Bergner, C. G., Genc, N., Hametner, S., Franz, J., van der Meer, F., Mitkovski, M., et al. (2021). Concurrent axon and myelin destruction differentiates X-linked adrenoleukodystrophy from multiple sclerosis. Glia, 69(10), 2362-2377. doi:10.1002/glia.24042.

Cite as: https://hdl.handle.net/21.11116/0000-000B-3B49-2

Abstract

Cerebral disease manifestation occurs in about two thirds of males with X-linked adrenoleukodystrophy (CALD) and is fatally progressive if left untreated.
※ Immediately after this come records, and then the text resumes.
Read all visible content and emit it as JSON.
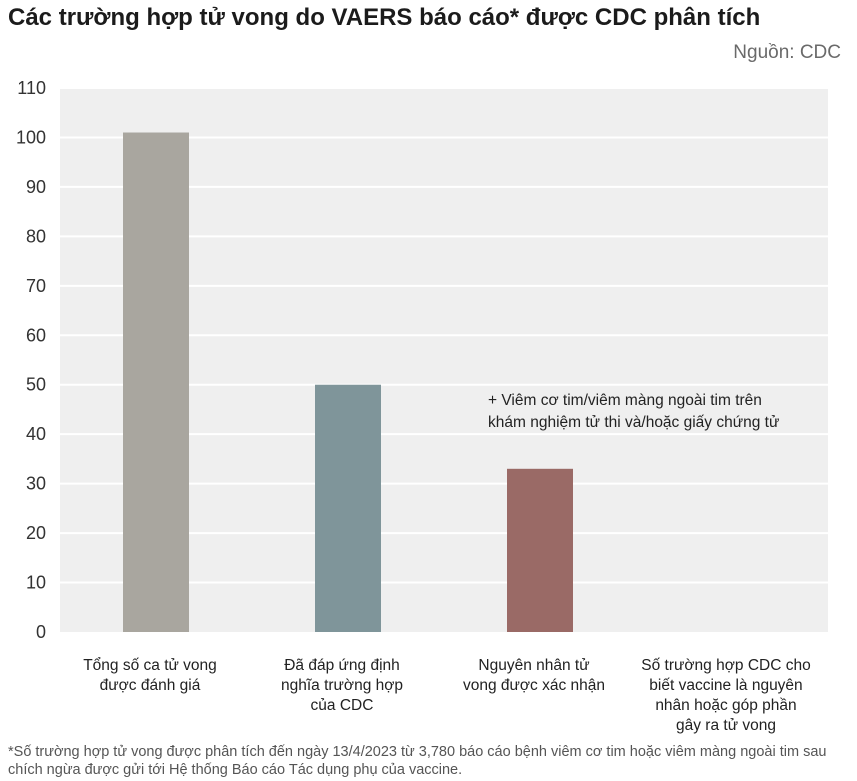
{
  "title": "Các trường hợp tử vong do VAERS báo cáo* được CDC phân tích",
  "source": "Nguồn: CDC",
  "footnote": "*Số trường hợp tử vong được phân tích đến ngày 13/4/2023 từ 3,780 báo cáo bệnh viêm cơ tim hoặc viêm màng ngoài tim sau chích ngừa được gửi tới Hệ thống Báo cáo Tác dụng phụ của vaccine.",
  "colors": {
    "plot_background": "#efefef",
    "gridline": "#ffffff"
  },
  "chart_data": {
    "type": "bar",
    "categories": [
      [
        "Tổng số ca tử vong",
        "được đánh giá"
      ],
      [
        "Đã đáp ứng định",
        "nghĩa trường hợp",
        "của CDC"
      ],
      [
        "Nguyên nhân tử",
        "vong được xác nhận"
      ],
      [
        "Số trường hợp CDC cho",
        "biết vaccine là nguyên",
        "nhân hoặc góp phần",
        "gây ra tử vong"
      ]
    ],
    "values": [
      101,
      50,
      33,
      0
    ],
    "bar_colors": [
      "#a9a69f",
      "#7f959a",
      "#9a6a66",
      "#9a6a66"
    ],
    "ylim": [
      0,
      110
    ],
    "yticks": [
      0,
      10,
      20,
      30,
      40,
      50,
      60,
      70,
      80,
      90,
      100,
      110
    ],
    "grid": true,
    "annotation": [
      "+ Viêm cơ tim/viêm màng ngoài tim trên",
      "khám nghiệm tử thi và/hoặc giấy chứng tử"
    ]
  }
}
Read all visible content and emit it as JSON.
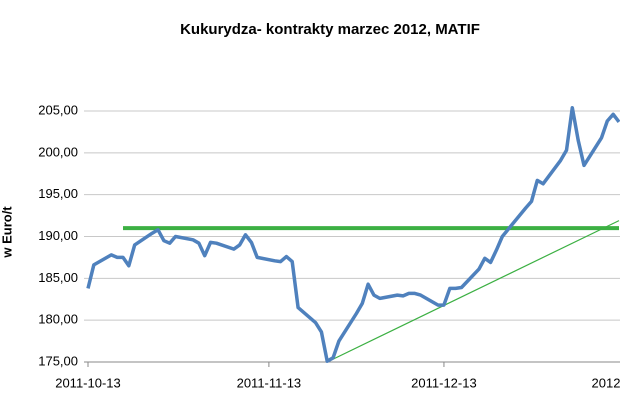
{
  "chart_data": {
    "type": "line",
    "title": "Kukurydza- kontrakty marzec 2012, MATIF",
    "y_label": "w Euro/t",
    "x": [
      "2011-10-13",
      "2011-10-14",
      "2011-10-17",
      "2011-10-18",
      "2011-10-19",
      "2011-10-20",
      "2011-10-21",
      "2011-10-24",
      "2011-10-25",
      "2011-10-26",
      "2011-10-27",
      "2011-10-28",
      "2011-10-31",
      "2011-11-01",
      "2011-11-02",
      "2011-11-03",
      "2011-11-04",
      "2011-11-07",
      "2011-11-08",
      "2011-11-09",
      "2011-11-10",
      "2011-11-11",
      "2011-11-14",
      "2011-11-15",
      "2011-11-16",
      "2011-11-17",
      "2011-11-18",
      "2011-11-21",
      "2011-11-22",
      "2011-11-23",
      "2011-11-24",
      "2011-11-25",
      "2011-11-28",
      "2011-11-29",
      "2011-11-30",
      "2011-12-01",
      "2011-12-02",
      "2011-12-05",
      "2011-12-06",
      "2011-12-07",
      "2011-12-08",
      "2011-12-09",
      "2011-12-12",
      "2011-12-13",
      "2011-12-14",
      "2011-12-15",
      "2011-12-16",
      "2011-12-19",
      "2011-12-20",
      "2011-12-21",
      "2011-12-22",
      "2011-12-23",
      "2011-12-27",
      "2011-12-28",
      "2011-12-29",
      "2011-12-30",
      "2012-01-02",
      "2012-01-03",
      "2012-01-04",
      "2012-01-05",
      "2012-01-06",
      "2012-01-09",
      "2012-01-10",
      "2012-01-11",
      "2012-01-12"
    ],
    "series": [
      {
        "color": "#4f81bd",
        "values": [
          183.8,
          186.6,
          187.8,
          187.5,
          187.5,
          186.5,
          189,
          190.4,
          190.8,
          189.5,
          189.2,
          190,
          189.6,
          189.2,
          187.7,
          189.3,
          189.2,
          188.5,
          189,
          190.2,
          189.3,
          187.5,
          187.1,
          187,
          187.6,
          187,
          181.5,
          179.7,
          178.6,
          175.1,
          175.5,
          177.5,
          180.8,
          182,
          184.3,
          183,
          182.6,
          183,
          182.9,
          183.2,
          183.2,
          183,
          181.8,
          181.8,
          183.8,
          183.8,
          183.9,
          186.1,
          187.4,
          186.9,
          188.4,
          190,
          193.4,
          194.2,
          196.7,
          196.3,
          199.1,
          200.3,
          205.4,
          201.5,
          198.5,
          201.8,
          203.8,
          204.6,
          203.7
        ]
      }
    ],
    "trend_lines": [
      {
        "x": [
          "2011-10-19",
          "2012-01-12"
        ],
        "values": [
          191,
          191
        ],
        "color": "#3cb043",
        "width": 4
      },
      {
        "x": [
          "2011-11-23",
          "2012-01-12"
        ],
        "values": [
          175,
          191.9
        ],
        "color": "#3cb043",
        "width": 1.2
      }
    ],
    "xlim": [
      "2011-10-13",
      "2012-01-12"
    ],
    "xticks": [
      "2011-10-13",
      "2011-11-13",
      "2011-12-13",
      {
        "value": "2012-01-13",
        "label": "2012"
      }
    ],
    "ylim": [
      175,
      205
    ],
    "yticks": [
      {
        "value": 175,
        "label": "175,00"
      },
      {
        "value": 180,
        "label": "180,00"
      },
      {
        "value": 185,
        "label": "185,00"
      },
      {
        "value": 190,
        "label": "190,00"
      },
      {
        "value": 195,
        "label": "195,00"
      },
      {
        "value": 200,
        "label": "200,00"
      },
      {
        "value": 205,
        "label": "205,00"
      }
    ],
    "grid": true
  }
}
Early histopathologic studies categorized CALD as an inflammatory demyelinating disease, which led to repeated comparisons to multiple sclerosis (MS). The aim of this study was to revisit the relationship between axonal damage and myelin loss in CALD. We applied novel immunohistochemical tools to investigate axonal damage, myelin loss and myelin repair in autopsy brain tissue of eight CALD and 25 MS patients. We found extensive and severe acute axonal damage in CALD already in prelesional areas defined by microglia loss and relative myelin preservation. In contrast to MS, we did not observe selective phagocytosis of myelin, but a concomitant decay of the entire axon-myelin unit in all CALD lesion stages. Using a novel marker protein for actively remyelinating oligodendrocytes, breast carcinoma-amplified sequence (BCAS) 1, we show that repair pathways are activated in oligodendrocytes in CALD. Regenerating cells, however, were affected by the ongoing disease process. We provide evidence that—in contrast to MS—selective myelin phagocytosis is not characteristic of CALD. On the contrary, our data indicate that acute axonal injury and permanent axonal loss are thus far underestimated features of the disease that must come into focus in our search for biomarkers and novel therapeutic approaches.